AZTEC’s core transaction is a confidential UTXO — just like Bitcoin.

An Alice-and-Bob explainer as follows:

Suppose Alice has a cluster of notes summing to 100zkDAI, and wants to send 75 zkDAI to Bob— we’ll handle this much like change in a shop.

Alice takes notes of size 60 zkDAI and 40 zkDAI (these are now called input notes — she needs both, because neither can cover the 75 zkDAI she’s wiring to Bob), and she will create two output notes — 75 zkDAI for you, 25 zkDAI for me.

Note this is exactly how Bitcoin works — but AZTEC transactions need to be confidential. And Ethereum needs to validate them — i.e. check that 60 + 40 = 75 + 25.

But just how do you check this on encrypted numbers?

# Elliptic Curve Numbers

AZTEC maps each integer onto an alien number system that rules the roost in blockchain technology today— an ‘elliptic curve over a finite field’.

Elliptic curves preserve addition —what does that mean? Well, it lets Ethereum check that the encrypted \$100 you started with (before your transaction) is equal to the sum of the following:

1. The encrypted \$75 you’ve sent
2. The encrypted \$25 you’ve kept

— and Ethereum can verify this without knowing what numbers are buried inside.

# The Snag with Encrypted Numbers

These number systems are a bit odd — they work like an enormous clock —when you get to a huge number (of the order 2²⁵⁶) — you actually go straight back to 0 again.

And that’s a problem.

Why?

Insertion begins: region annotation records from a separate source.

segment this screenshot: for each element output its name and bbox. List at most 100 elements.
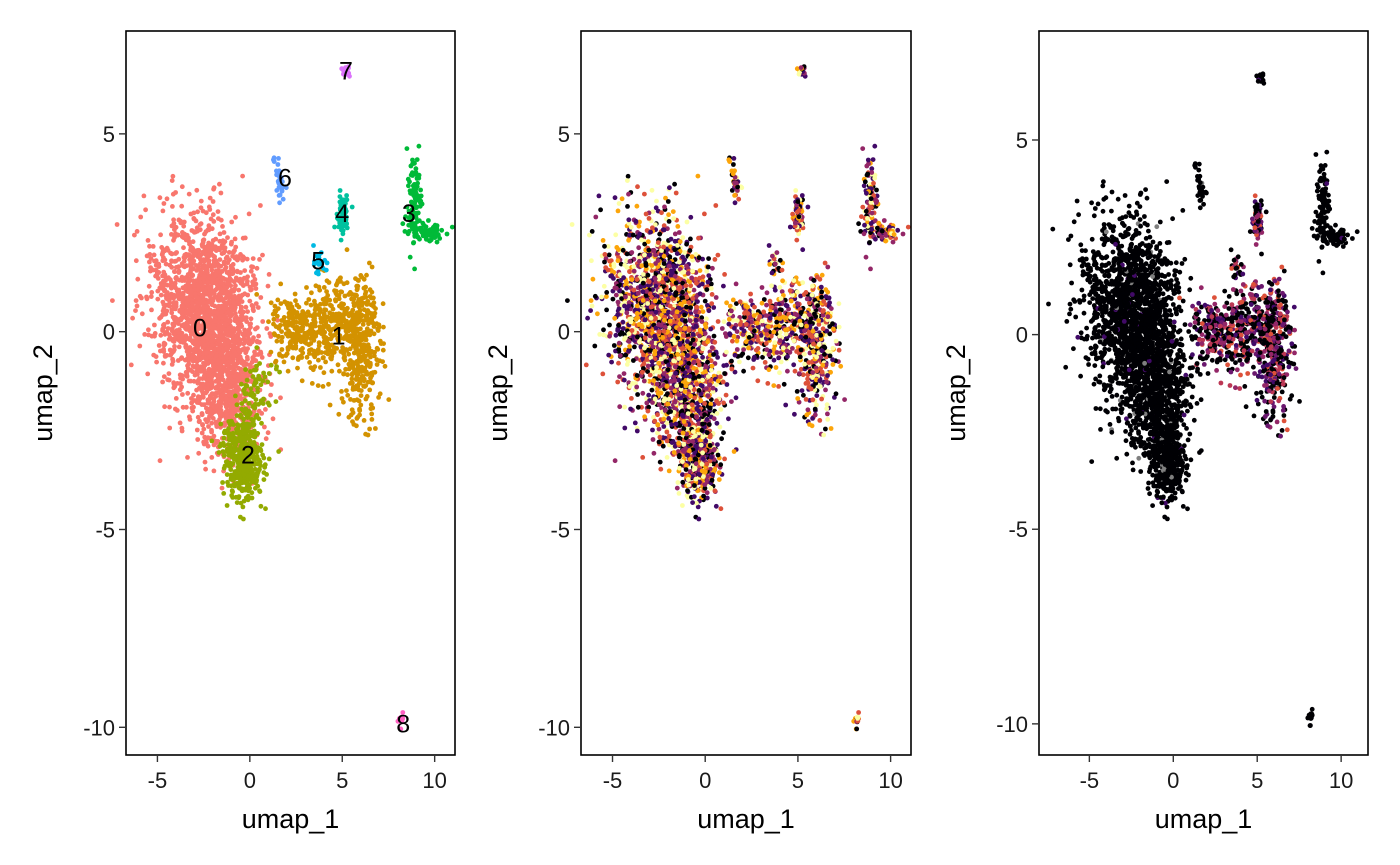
data-point [275, 317, 280, 323]
data-point [589, 258, 594, 264]
data-point [232, 248, 237, 253]
data-point [197, 396, 203, 402]
data-point [322, 338, 327, 344]
data-point [351, 422, 357, 427]
data-point [625, 204, 630, 209]
data-point [675, 224, 681, 229]
data-point [185, 455, 190, 460]
data-point [246, 401, 252, 406]
data-point [708, 286, 714, 291]
data-point [179, 384, 185, 390]
data-point [292, 340, 298, 345]
data-point [238, 317, 244, 323]
data-point [249, 430, 255, 436]
data-point [653, 205, 659, 211]
data-point [672, 181, 677, 187]
data-point [169, 285, 174, 291]
data-point [265, 283, 271, 289]
data-point [186, 378, 192, 384]
data-point [151, 252, 157, 258]
data-point [688, 236, 693, 242]
data-point [363, 284, 368, 290]
data-point [232, 236, 238, 242]
data-point [181, 245, 186, 251]
data-point [186, 361, 192, 367]
data-point [285, 368, 291, 374]
data-point [157, 458, 163, 464]
data-point [130, 315, 136, 321]
data-point [271, 157, 276, 163]
data-point [162, 353, 168, 358]
data-point [236, 494, 242, 499]
data-point [698, 304, 704, 310]
data-point [241, 516, 246, 522]
data-point [326, 381, 331, 387]
data-point [197, 348, 203, 354]
data-point [346, 328, 352, 334]
data-point [602, 259, 607, 265]
data-point [268, 392, 273, 398]
data-point [358, 332, 364, 338]
data-point [365, 432, 371, 438]
data-point [335, 362, 341, 368]
data-point [259, 355, 265, 360]
data-point [595, 311, 600, 317]
data-point [185, 289, 191, 295]
data-point [217, 292, 223, 298]
data-point [220, 335, 225, 341]
data-point [253, 286, 259, 291]
data-point [205, 227, 211, 233]
data-point [423, 234, 429, 240]
data-point [176, 287, 182, 293]
data-point [310, 367, 316, 373]
data-point [224, 412, 230, 418]
data-point [160, 208, 166, 214]
data-point [221, 356, 226, 361]
data-point [364, 272, 369, 278]
data-point [298, 347, 304, 353]
data-point [309, 290, 314, 296]
data-point [259, 411, 265, 416]
data-point [346, 313, 352, 319]
data-point [257, 257, 262, 262]
data-point [635, 392, 640, 397]
data-point [368, 379, 374, 385]
data-point [226, 426, 231, 432]
data-point [242, 398, 248, 404]
data-point [190, 408, 196, 414]
data-point [134, 229, 140, 234]
data-point [277, 352, 282, 358]
data-point [229, 364, 235, 370]
data-point [229, 353, 235, 358]
data-point [382, 363, 388, 369]
data-point [374, 345, 380, 351]
data-point [158, 232, 164, 238]
data-point [361, 378, 367, 384]
data-point [185, 272, 191, 277]
data-point [207, 407, 213, 413]
data-point [405, 231, 411, 237]
data-point [308, 302, 314, 308]
data-point [651, 247, 657, 253]
data-point [201, 402, 207, 408]
data-point [349, 296, 354, 302]
data-point [339, 396, 345, 401]
data-point [343, 310, 348, 315]
data-point [234, 413, 240, 418]
data-point [337, 188, 343, 193]
data-point [205, 443, 211, 449]
data-point [241, 374, 247, 379]
data-point [147, 243, 152, 249]
data-point [369, 411, 375, 417]
data-point [374, 321, 380, 327]
data-point [185, 298, 191, 303]
data-point [225, 479, 230, 485]
data-point [160, 379, 166, 385]
data-point [625, 173, 631, 179]
data-point [435, 232, 441, 237]
data-point [231, 300, 237, 305]
data-point [221, 259, 227, 265]
data-point [363, 289, 369, 295]
data-point [276, 334, 281, 340]
data-point [220, 224, 225, 229]
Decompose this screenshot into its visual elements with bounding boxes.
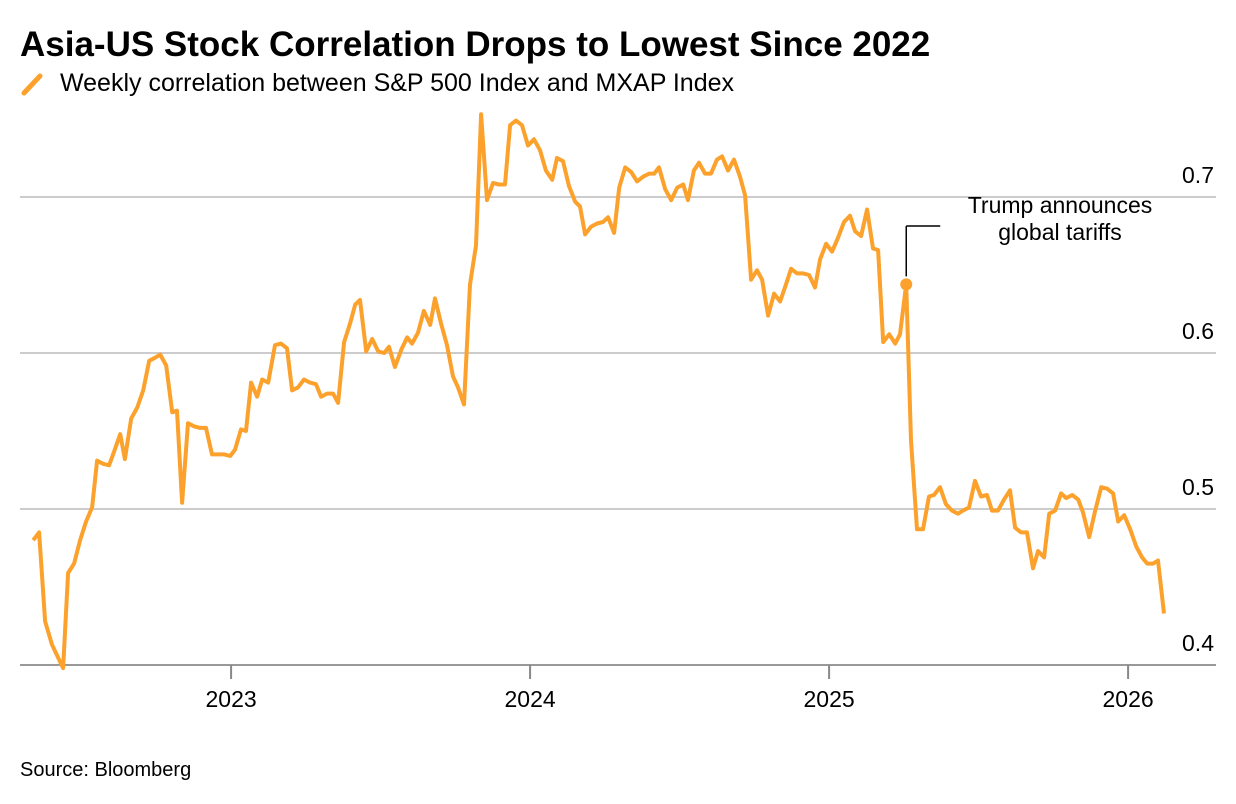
- annotation-text: Trump announces: [968, 192, 1153, 218]
- source: Source: Bloomberg: [20, 759, 191, 781]
- x-tick-label: 2024: [505, 686, 556, 712]
- line-series: [31, 112, 1166, 671]
- legend-swatch: [21, 73, 43, 96]
- legend-label: Weekly correlation between S&P 500 Index…: [60, 69, 735, 97]
- x-tick-label: 2025: [804, 686, 855, 712]
- annotation-marker: [900, 278, 913, 291]
- y-tick-label: 0.7: [1182, 162, 1214, 188]
- x-tick-label: 2023: [206, 686, 257, 712]
- y-tick-label: 0.6: [1182, 318, 1214, 344]
- annotation-text: global tariffs: [998, 219, 1122, 245]
- y-tick-label: 0.5: [1182, 474, 1214, 500]
- chart-title: Asia-US Stock Correlation Drops to Lowes…: [20, 25, 930, 64]
- x-tick-label: 2026: [1103, 686, 1154, 712]
- y-tick-label: 0.4: [1182, 630, 1214, 656]
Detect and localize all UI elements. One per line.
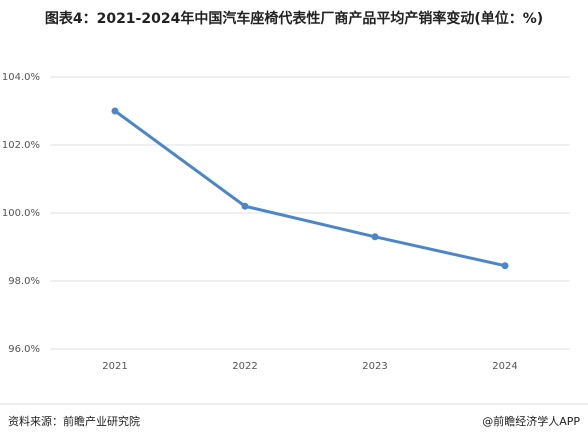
y-tick-label: 102.0%	[2, 140, 40, 151]
line	[114, 109, 506, 268]
x-tick-label: 2023	[362, 361, 387, 372]
chart-title: 图表4：2021-2024年中国汽车座椅代表性厂商产品平均产销率变动(单位：%)	[44, 11, 544, 27]
y-tick-label: 104.0%	[2, 72, 40, 83]
point	[501, 262, 509, 270]
y-tick-label: 98.0%	[8, 276, 40, 287]
x-tick-label: 2024	[492, 361, 517, 372]
y-tick-label: 100.0%	[2, 208, 40, 219]
point	[371, 233, 379, 241]
source: 资料来源：前瞻产业研究院	[8, 414, 140, 428]
point	[241, 202, 249, 210]
x-tick-label: 2022	[232, 361, 257, 372]
credit: @前瞻经济学人APP	[482, 414, 580, 428]
x-tick-label: 2021	[102, 361, 127, 372]
y-tick-label: 96.0%	[8, 344, 40, 355]
point	[111, 107, 119, 115]
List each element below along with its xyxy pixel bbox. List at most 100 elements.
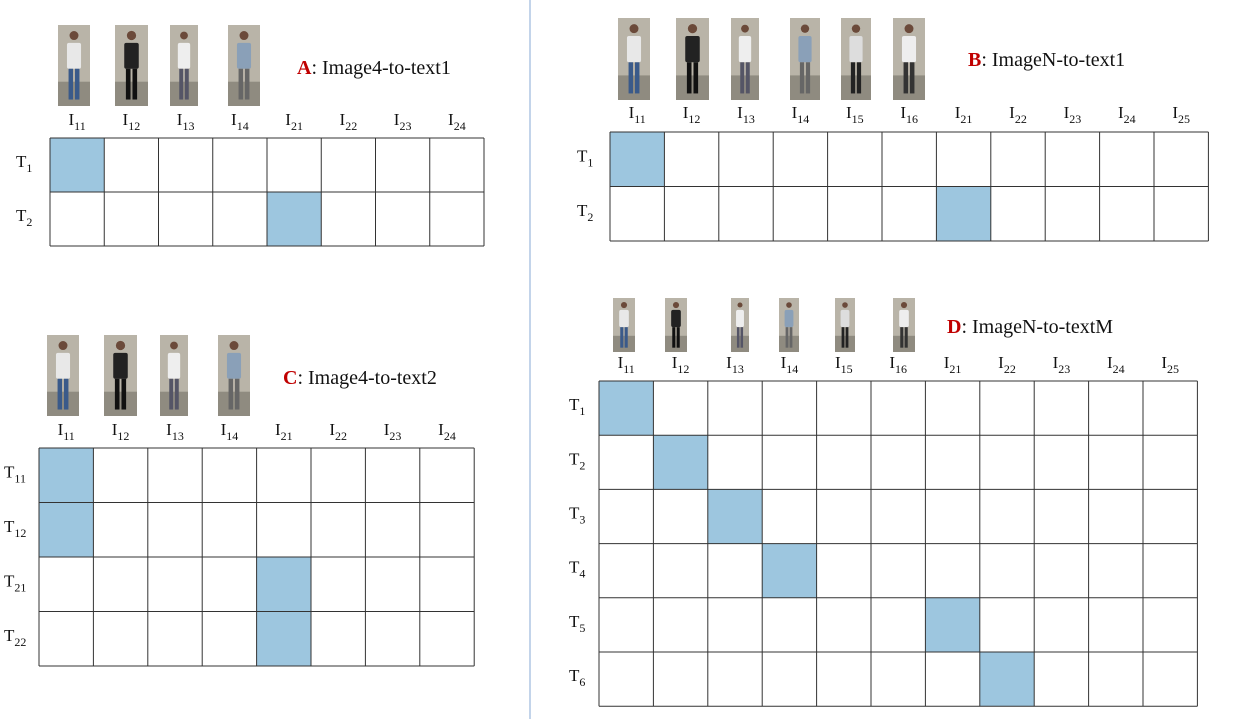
column-label: I11 [629,103,646,126]
leg [845,327,849,348]
head [737,302,743,308]
column-label-sub: 22 [1004,362,1016,376]
photo-ground [779,335,799,352]
head [741,24,749,33]
person-image [731,18,759,100]
torso [113,352,128,379]
torso [167,352,181,379]
leg [184,68,189,100]
head [115,340,126,351]
person-image [618,18,650,100]
leg [805,62,811,94]
leg [125,68,131,100]
column-label-base: I [900,103,906,122]
panel-title-text: : Image4-to-text2 [297,367,436,389]
leg [672,327,676,348]
column-label-sub: 11 [63,429,75,443]
column-label-base: I [123,110,129,129]
leg [841,327,845,348]
person-image [665,298,687,352]
row-label-sub: 1 [587,155,593,169]
column-label-base: I [438,420,444,439]
column-label: I14 [781,353,799,376]
panel-title: D: ImageN-to-textM [947,316,1113,338]
match-cell [39,448,94,503]
torso [899,309,909,328]
column-label-sub: 25 [1167,362,1179,376]
leg [909,62,915,94]
column-label-base: I [1064,103,1070,122]
leg [114,378,120,410]
leg [740,327,744,348]
column-label-sub: 14 [797,112,809,126]
row-label-sub: 4 [579,567,585,581]
column-label-sub: 11 [74,119,86,133]
photo-ground [58,81,90,106]
match-cell [936,186,991,241]
head [904,24,914,34]
person-image [613,298,635,352]
column-label-sub: 23 [389,429,401,443]
column-label: I22 [340,110,358,133]
row-label: T2 [577,201,593,224]
person-image [835,298,855,352]
column-label-sub: 13 [743,112,755,126]
column-label: I22 [998,353,1016,376]
column-label-sub: 23 [399,119,411,133]
person-image [170,25,198,106]
row-label-sub: 21 [14,580,26,594]
head [629,24,639,34]
leg [121,378,127,410]
column-label: I16 [889,353,907,376]
column-label: I23 [394,110,412,133]
column-label-sub: 16 [895,362,907,376]
match-cell [256,557,311,612]
match-cell [653,435,708,490]
leg [63,378,69,410]
column-label: I14 [792,103,810,126]
head [620,301,628,309]
row-label: T2 [569,449,585,472]
column-label-base: I [683,103,689,122]
head [687,24,698,34]
column-label-sub: 13 [732,362,744,376]
photo-ground [170,81,198,106]
column-label: I21 [275,420,293,443]
column-label-base: I [629,103,635,122]
photo-ground [618,75,650,100]
column-label: I14 [221,420,239,443]
person-image [676,18,709,100]
row-label-sub: 3 [579,513,585,527]
leg [169,378,174,410]
column-label-sub: 21 [949,362,961,376]
match-cell [267,192,322,246]
leg [900,327,904,348]
column-label: I24 [438,420,456,443]
column-label: I12 [683,103,701,126]
torso [619,309,629,328]
head [900,301,908,309]
column-label: I13 [737,103,755,126]
panel-title-text: : Image4-to-text1 [311,57,450,79]
leg [856,62,862,94]
leg [693,62,699,94]
column-label-sub: 24 [1124,112,1136,126]
match-cell [256,611,311,666]
column-label-sub: 12 [688,112,700,126]
leg [676,327,680,348]
torso [66,42,82,69]
column-label-base: I [781,353,787,372]
column-label: I25 [1161,353,1179,376]
row-label-base: T [4,517,15,536]
row-label-sub: 2 [26,215,32,229]
leg [228,378,234,410]
leg [234,378,240,410]
leg [74,68,80,100]
column-label: I23 [384,420,402,443]
match-cell [610,132,665,187]
torso [226,352,242,379]
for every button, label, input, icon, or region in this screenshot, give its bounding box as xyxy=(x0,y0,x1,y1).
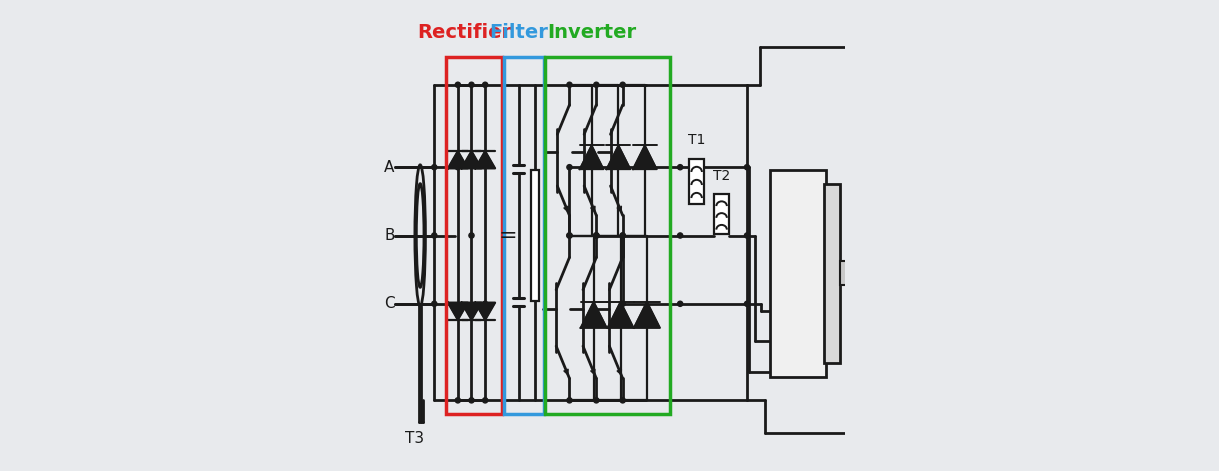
Circle shape xyxy=(455,82,461,88)
Polygon shape xyxy=(607,302,634,328)
Circle shape xyxy=(745,164,750,170)
Text: Inverter: Inverter xyxy=(547,24,636,42)
Circle shape xyxy=(678,233,683,238)
Circle shape xyxy=(620,233,625,238)
Bar xyxy=(503,57,544,414)
Text: B: B xyxy=(384,228,395,243)
Circle shape xyxy=(567,233,572,238)
Circle shape xyxy=(594,233,599,238)
Polygon shape xyxy=(607,146,630,169)
Circle shape xyxy=(678,164,683,170)
Text: T2: T2 xyxy=(713,169,730,182)
Circle shape xyxy=(678,301,683,307)
FancyBboxPatch shape xyxy=(824,184,840,363)
Circle shape xyxy=(455,398,461,403)
Circle shape xyxy=(567,233,572,238)
Text: T3: T3 xyxy=(406,430,424,446)
Polygon shape xyxy=(447,303,468,320)
Circle shape xyxy=(620,301,625,307)
Circle shape xyxy=(620,82,625,88)
Circle shape xyxy=(594,233,599,238)
Circle shape xyxy=(432,233,436,238)
FancyBboxPatch shape xyxy=(769,170,826,377)
Circle shape xyxy=(745,233,750,238)
Circle shape xyxy=(567,164,572,170)
Polygon shape xyxy=(634,302,659,328)
Bar xyxy=(840,261,865,285)
Circle shape xyxy=(620,398,625,403)
Circle shape xyxy=(469,233,474,238)
Circle shape xyxy=(469,398,474,403)
Circle shape xyxy=(483,301,488,307)
Circle shape xyxy=(483,82,488,88)
Circle shape xyxy=(432,301,436,307)
Circle shape xyxy=(567,82,572,88)
Bar xyxy=(530,170,539,301)
Text: T1: T1 xyxy=(688,133,706,147)
Circle shape xyxy=(745,301,750,307)
Polygon shape xyxy=(447,151,468,168)
Circle shape xyxy=(620,233,625,238)
Text: Rectifier: Rectifier xyxy=(417,24,512,42)
Text: Filter: Filter xyxy=(490,24,549,42)
Bar xyxy=(446,57,502,414)
Text: =: = xyxy=(499,226,518,245)
Circle shape xyxy=(594,233,599,238)
Polygon shape xyxy=(462,151,482,168)
Circle shape xyxy=(483,398,488,403)
Circle shape xyxy=(469,82,474,88)
Polygon shape xyxy=(633,146,657,169)
Polygon shape xyxy=(579,146,603,169)
Polygon shape xyxy=(462,303,482,320)
Bar xyxy=(545,57,670,414)
Bar xyxy=(689,159,705,203)
Text: C: C xyxy=(384,296,395,311)
Circle shape xyxy=(594,398,599,403)
Polygon shape xyxy=(580,302,607,328)
Bar xyxy=(714,194,729,234)
Circle shape xyxy=(432,164,436,170)
Polygon shape xyxy=(475,303,495,320)
Circle shape xyxy=(567,398,572,403)
Polygon shape xyxy=(475,151,495,168)
Circle shape xyxy=(455,164,461,170)
Ellipse shape xyxy=(864,263,868,284)
Text: A: A xyxy=(384,160,395,175)
Circle shape xyxy=(594,82,599,88)
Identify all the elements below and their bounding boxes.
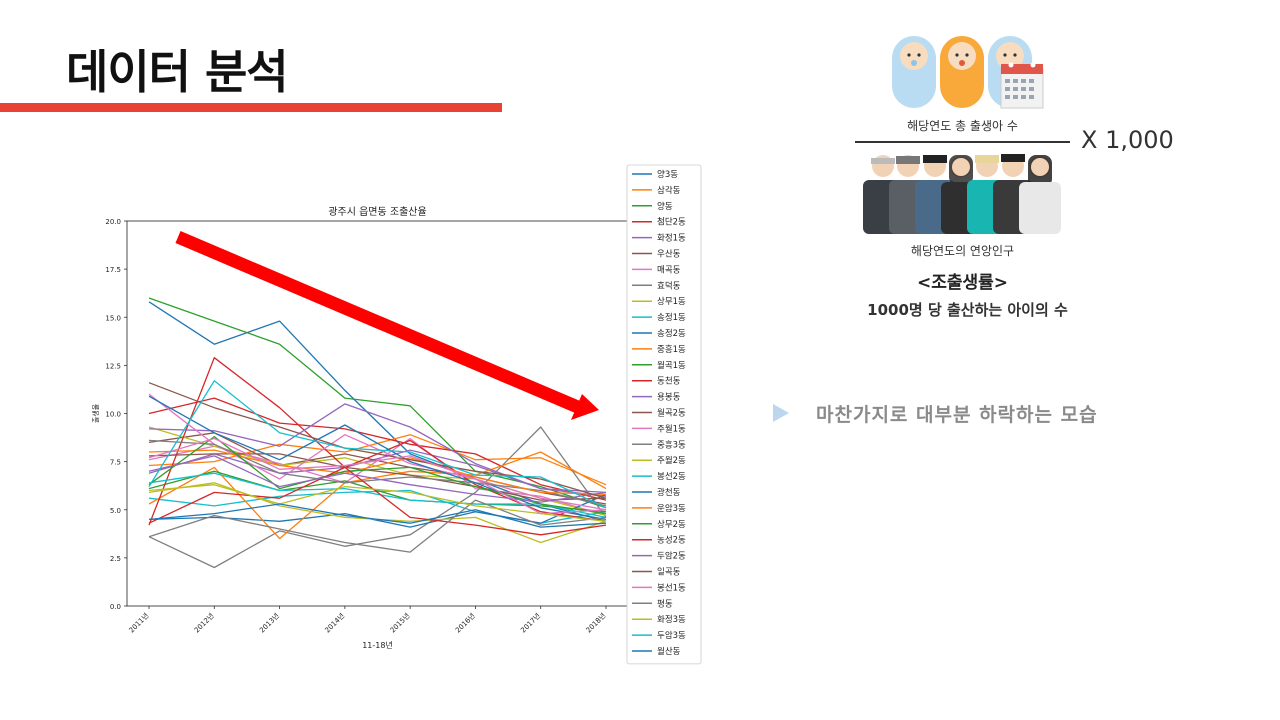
people-illustration	[863, 154, 1061, 234]
y-tick-label: 20.0	[105, 218, 121, 226]
legend-entry: 농성2동	[657, 536, 686, 546]
legend-entry: 화정1동	[657, 233, 686, 244]
x-tick-label: 2018년	[584, 611, 608, 635]
baby-icon	[892, 36, 936, 108]
legend-entry: 월산동	[657, 646, 681, 657]
legend-entry: 송정1동	[657, 312, 686, 323]
legend-entry: 운암3동	[657, 503, 686, 514]
legend-entry: 월곡1동	[657, 360, 686, 371]
plot-frame	[126, 220, 629, 607]
x-axis-label: 11-18년	[362, 640, 393, 650]
multiplier: X 1,000	[1081, 126, 1174, 154]
title-underline	[0, 103, 502, 112]
series-line	[148, 503, 607, 528]
series-line	[148, 397, 607, 501]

Because if, each transaction, Ethereum only checks that the notes spent are equal to the notes created, then you can easily attack it. After all, -1 (being the number just before 0) is equal to an enormous positive number (again, of the order 2²⁵⁶) — we’ll call this number BigNum.

So you can produce output notes of size \$101 and \$(BigNum-1) — and those, in this strange new world, sum to \$100.

So what’s the solution?

A Range Proof

Here’s the solution — force every user of the system to prove that their output notes are quite small compared with 2²⁵⁶. If you can, they can’t make their notes big enough to wrap around, and that will satisfy Ethereum that no one’s cheated.

# AZTEC’s Range Proof

The AZTEC Range proof puts a premium on efficiency.

We provide a Codex of points signed via so-called Boneh-Boyen signatures. This Codex consists of the signed numbers 1, 2, … Max.

We then stipulate that, for a transaction to be approved by the AZTEC Cryptography Engine (ACE), the user must prove they formed the output notes from the Codex — otherwise the proof fails.

# Building the Codex

This is the purpose of the trusted setup. In two phases it builds up the Codex of points:

1. The Relay — building a large number of points with mathematical relationships to one another (called monomial points), by passing around a transcript. Each participant needs to roll their own random number into the transcript (which cannot then be extracted from the new transcript). They must then destroy that number
2. Post Processing — constructing the Codex from the building blocks created in the relay phase

It is Phase 1 that is critical to the Ceremony’s security. However, it would require every single participant behaves dishonestly. If just one participant follows the rules, the setup is secure.